You can also download stress-strain data for conventional UHMWPE from this page.
How are you planning on modeling the PEEK and UHMWPE?
Thank you for your reply. I have since registered at the website and have incorporated their stress/strain data into my model, along with UHMWPE data supplied by one of your papers on this website.
In regards to modeling the PEEK and UHWMPE:
1.) For element formulation, I am using 8 node elements since 10 nodes is computationally expensive at this point. I do have a thin PEEK section that for all intents and purposes can be described as a cantilever beam loaded at its end in my construct, so I have used an incompatible mode formulation to hopefully account for any significant bending. This is also a static analysis.
2.) For material formulation, at first I used a linear material formulation, however I felt this was not capturing what was occuring at this thin section, so now I am using an multilinear material formulation without large displacements/strains to see if I can capture what is occuring at this thin section.
The issue that I am having at this point is this: in the test lab, this thin PEEK section is not undergoing any plastic deformation but my FE model is predicting yield at loads smaller than in the test lab. Also, the UHMWPE is in contact with and bending this thin PEEK section. I am not sure if I am capturing what is occuring with the UHMWPE since I can see the deformation due to contact with the PEEK on the UHMWPE peice and not in the FE model. Since both of these materials exhibit some viscoelasticity, due you think the loading rates given for the published material properties has a great effect on the results or should I start to think about a more advanced material formulation?
Sorry for the long explanation, I hope I did not confuse the subject. Your help is greatly appreciated.
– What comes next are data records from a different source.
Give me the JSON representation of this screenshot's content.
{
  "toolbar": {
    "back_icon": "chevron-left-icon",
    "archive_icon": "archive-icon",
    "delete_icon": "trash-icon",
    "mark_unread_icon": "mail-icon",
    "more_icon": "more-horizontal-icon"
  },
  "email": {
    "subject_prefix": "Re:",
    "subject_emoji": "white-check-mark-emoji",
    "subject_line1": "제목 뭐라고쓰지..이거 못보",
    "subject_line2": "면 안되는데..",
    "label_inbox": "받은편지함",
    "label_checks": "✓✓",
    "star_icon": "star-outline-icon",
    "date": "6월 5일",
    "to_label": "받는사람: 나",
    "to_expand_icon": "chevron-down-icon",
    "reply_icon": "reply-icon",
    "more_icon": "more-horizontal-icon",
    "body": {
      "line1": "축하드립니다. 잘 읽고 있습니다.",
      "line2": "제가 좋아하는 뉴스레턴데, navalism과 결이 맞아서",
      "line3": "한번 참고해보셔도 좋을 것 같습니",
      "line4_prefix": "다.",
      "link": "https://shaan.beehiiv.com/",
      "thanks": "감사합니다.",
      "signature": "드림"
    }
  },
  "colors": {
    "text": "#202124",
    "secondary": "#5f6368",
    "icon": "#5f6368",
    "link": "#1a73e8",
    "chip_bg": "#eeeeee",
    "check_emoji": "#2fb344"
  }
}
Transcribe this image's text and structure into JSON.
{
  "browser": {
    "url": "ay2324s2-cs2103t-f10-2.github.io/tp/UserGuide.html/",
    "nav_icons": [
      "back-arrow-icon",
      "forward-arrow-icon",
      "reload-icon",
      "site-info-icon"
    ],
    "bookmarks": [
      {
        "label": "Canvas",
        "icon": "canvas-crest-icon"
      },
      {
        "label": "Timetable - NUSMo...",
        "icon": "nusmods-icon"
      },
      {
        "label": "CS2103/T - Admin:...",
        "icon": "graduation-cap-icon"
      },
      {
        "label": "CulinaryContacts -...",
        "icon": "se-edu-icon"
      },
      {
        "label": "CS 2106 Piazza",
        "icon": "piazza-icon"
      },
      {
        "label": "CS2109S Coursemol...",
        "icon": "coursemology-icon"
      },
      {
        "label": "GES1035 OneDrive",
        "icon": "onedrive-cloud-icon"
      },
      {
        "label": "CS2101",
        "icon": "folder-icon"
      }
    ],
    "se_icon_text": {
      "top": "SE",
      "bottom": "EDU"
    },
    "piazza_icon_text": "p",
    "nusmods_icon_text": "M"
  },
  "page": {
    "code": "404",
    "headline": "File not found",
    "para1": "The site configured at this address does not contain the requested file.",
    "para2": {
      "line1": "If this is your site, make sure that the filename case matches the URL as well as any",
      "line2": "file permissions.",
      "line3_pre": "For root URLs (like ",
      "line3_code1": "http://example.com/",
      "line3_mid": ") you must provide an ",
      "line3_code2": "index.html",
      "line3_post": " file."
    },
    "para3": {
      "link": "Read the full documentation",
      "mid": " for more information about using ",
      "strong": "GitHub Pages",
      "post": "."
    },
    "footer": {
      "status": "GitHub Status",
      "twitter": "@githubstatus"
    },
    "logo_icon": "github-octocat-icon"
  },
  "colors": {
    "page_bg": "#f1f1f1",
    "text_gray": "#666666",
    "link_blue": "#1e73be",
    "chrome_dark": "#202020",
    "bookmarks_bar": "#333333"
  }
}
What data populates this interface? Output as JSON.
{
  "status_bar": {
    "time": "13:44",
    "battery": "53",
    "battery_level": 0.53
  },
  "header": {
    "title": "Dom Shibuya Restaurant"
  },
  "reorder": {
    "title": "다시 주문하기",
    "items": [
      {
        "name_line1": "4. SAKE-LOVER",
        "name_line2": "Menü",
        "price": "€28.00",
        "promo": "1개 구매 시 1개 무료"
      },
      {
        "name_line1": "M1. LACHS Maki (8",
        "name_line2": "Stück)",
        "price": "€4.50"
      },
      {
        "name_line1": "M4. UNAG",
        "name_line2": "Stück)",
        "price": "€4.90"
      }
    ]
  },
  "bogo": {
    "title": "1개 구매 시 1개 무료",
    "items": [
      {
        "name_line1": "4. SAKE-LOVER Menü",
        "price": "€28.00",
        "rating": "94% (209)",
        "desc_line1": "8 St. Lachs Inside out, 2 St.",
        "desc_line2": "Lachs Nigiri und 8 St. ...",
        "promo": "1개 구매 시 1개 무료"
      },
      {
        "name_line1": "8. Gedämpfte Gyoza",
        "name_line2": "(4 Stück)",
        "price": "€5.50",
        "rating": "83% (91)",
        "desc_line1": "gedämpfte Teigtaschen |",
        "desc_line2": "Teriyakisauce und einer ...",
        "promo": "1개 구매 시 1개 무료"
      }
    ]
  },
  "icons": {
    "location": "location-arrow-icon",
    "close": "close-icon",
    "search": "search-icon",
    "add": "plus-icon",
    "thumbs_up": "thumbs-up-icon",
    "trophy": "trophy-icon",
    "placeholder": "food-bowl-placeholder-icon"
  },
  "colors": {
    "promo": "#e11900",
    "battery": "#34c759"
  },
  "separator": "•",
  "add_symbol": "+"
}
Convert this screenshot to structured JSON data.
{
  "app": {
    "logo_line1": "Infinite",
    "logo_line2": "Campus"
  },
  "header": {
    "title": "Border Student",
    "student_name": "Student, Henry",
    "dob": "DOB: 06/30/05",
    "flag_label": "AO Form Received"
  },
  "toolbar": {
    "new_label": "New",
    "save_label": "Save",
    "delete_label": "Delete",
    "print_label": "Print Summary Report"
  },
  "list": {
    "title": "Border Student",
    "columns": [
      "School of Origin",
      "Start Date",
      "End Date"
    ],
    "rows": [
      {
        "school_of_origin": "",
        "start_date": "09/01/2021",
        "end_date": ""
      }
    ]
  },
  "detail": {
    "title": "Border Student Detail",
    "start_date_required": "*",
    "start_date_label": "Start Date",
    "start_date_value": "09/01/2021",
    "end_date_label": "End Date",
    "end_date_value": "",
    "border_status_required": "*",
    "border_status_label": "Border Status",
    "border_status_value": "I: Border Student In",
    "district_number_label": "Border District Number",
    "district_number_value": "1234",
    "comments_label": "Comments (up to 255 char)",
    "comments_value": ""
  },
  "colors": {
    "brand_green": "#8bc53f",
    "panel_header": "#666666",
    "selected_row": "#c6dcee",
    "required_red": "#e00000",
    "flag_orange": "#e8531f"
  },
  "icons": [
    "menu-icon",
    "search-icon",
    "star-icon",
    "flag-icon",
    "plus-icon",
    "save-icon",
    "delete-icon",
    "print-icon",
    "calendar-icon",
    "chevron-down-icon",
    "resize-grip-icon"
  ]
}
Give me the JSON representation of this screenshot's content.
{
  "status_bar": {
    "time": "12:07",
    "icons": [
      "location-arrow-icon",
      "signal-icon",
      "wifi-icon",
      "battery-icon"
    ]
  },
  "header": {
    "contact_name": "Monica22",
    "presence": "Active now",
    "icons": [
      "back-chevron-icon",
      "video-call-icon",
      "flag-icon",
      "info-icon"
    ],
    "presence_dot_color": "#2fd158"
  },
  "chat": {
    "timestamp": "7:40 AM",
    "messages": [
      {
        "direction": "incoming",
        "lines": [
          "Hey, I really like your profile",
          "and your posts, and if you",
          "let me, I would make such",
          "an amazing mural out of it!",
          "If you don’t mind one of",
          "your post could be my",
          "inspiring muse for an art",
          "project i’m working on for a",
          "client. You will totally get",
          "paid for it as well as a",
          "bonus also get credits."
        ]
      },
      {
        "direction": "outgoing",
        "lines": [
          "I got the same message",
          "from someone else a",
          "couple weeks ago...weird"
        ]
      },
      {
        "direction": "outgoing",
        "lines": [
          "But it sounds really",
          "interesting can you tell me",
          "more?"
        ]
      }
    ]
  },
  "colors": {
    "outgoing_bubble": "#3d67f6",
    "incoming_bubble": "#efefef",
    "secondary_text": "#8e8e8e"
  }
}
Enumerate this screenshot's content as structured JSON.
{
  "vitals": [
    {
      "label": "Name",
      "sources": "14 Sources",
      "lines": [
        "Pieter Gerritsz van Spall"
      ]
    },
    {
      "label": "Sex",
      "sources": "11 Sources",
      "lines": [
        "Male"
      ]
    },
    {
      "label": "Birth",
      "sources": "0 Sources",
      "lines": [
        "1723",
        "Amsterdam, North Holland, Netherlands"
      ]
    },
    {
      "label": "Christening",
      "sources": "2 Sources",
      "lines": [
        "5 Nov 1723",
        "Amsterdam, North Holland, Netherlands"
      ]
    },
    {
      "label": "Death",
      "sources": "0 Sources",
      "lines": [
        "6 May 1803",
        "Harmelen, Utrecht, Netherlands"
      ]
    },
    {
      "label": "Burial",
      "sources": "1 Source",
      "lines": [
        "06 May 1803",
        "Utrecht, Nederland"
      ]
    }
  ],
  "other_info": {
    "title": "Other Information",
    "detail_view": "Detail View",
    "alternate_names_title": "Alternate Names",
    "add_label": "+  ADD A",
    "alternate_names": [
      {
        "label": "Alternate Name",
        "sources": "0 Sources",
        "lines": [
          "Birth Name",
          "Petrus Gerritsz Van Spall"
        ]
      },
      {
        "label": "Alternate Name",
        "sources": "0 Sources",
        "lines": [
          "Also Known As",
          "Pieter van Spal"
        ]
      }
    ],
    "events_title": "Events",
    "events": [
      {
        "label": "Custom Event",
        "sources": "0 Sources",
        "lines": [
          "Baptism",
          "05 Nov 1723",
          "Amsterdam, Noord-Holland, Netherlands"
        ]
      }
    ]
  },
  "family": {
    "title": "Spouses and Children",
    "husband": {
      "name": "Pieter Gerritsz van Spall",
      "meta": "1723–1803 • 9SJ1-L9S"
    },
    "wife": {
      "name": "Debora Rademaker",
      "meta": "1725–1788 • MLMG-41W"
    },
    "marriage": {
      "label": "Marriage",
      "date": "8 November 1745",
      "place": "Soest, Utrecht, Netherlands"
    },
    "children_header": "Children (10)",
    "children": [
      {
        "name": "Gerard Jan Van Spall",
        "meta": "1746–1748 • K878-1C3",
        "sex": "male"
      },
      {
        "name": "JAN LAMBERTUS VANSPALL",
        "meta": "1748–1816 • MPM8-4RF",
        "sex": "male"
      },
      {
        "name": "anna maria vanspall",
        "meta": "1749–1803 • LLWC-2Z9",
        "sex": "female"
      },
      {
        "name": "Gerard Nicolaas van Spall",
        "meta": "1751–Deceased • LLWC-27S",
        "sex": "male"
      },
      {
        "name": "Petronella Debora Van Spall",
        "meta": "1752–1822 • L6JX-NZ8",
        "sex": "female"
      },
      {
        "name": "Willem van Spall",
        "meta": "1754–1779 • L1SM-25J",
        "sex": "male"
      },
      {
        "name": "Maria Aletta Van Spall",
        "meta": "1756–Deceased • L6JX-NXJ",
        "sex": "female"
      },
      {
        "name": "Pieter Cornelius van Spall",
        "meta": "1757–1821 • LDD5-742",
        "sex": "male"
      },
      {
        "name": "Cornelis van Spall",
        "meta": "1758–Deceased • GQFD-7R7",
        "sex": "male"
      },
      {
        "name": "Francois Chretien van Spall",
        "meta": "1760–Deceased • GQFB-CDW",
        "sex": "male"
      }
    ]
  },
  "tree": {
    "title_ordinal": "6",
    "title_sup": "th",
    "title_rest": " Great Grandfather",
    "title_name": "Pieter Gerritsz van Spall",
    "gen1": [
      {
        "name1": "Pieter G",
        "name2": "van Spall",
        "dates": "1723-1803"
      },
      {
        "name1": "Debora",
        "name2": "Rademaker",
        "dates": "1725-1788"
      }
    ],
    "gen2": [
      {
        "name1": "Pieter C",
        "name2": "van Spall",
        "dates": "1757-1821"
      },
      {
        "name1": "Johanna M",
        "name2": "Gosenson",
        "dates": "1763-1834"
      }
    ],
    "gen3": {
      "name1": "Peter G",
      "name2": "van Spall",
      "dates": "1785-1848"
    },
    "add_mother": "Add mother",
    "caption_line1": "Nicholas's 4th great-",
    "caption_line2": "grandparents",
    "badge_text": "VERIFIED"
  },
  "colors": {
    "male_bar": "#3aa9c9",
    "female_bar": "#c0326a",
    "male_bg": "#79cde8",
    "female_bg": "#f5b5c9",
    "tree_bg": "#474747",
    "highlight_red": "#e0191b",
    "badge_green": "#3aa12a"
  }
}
Overall, your approach sounds OK. It seems, however, that your material model representation might not be completely accurate. From your description it is not clear if it is the PEEK or the UHMWPE model that is off.
I have a few questions: what strain magnitudes do you expect to see in the two materials? how fast is the load applied? is it mostly bending (i.e. uniaxial loading) or is it a multiaxial deformation state? How long is the load applied on the specimen?
Also, do you have more information about the PEEK or the UHMWPE. As I am sure you know, these materials are sometimes particle or fiber filled.
The choice of material model and material model calibration will strongly influence the simulation response. There are a few good material models that can be used for these materials.
Both materials are unfilled.
The construct is statically uniaxially loaded at 2mm/min to a specified load (e.g. 1000N) on a MTS machine and then immediately released. A UHMWPE post is attached to the machine actuator and this in turn is axially compressed against the PEEK. The PEEK piece is attached to the load cell.
I would expect to see a strain magnitude of at least 2% or greater. It all depends on the final load chosen. The reason why I say it all depends on the load chosen is because it is difficult to pinpoint when the PEEK will plastically deform in this construct, hence the FE model.
Hope this helps,
It sounds like that the strains are relatively small. What I would try is to first run a simulation using linear elastic materials, and then extract the maximum stresses and strains in the system. The magnitude of the resulting stresses and strain from this simulation will indictate what material model is appropriate: if the max stress is "below yield" then linear elasticity will do; if the max stress is slightly below the yield stress then I would use linear viscoelasticity; if the max stress is larger than the yield stress than I would use a more advanced material model suitable for semicrystalline polymers (e.g. the Hybrid Model).
The choice of material model also will depend on how accurate you need your results to be, and how much effort you are willing to spend on the analysis.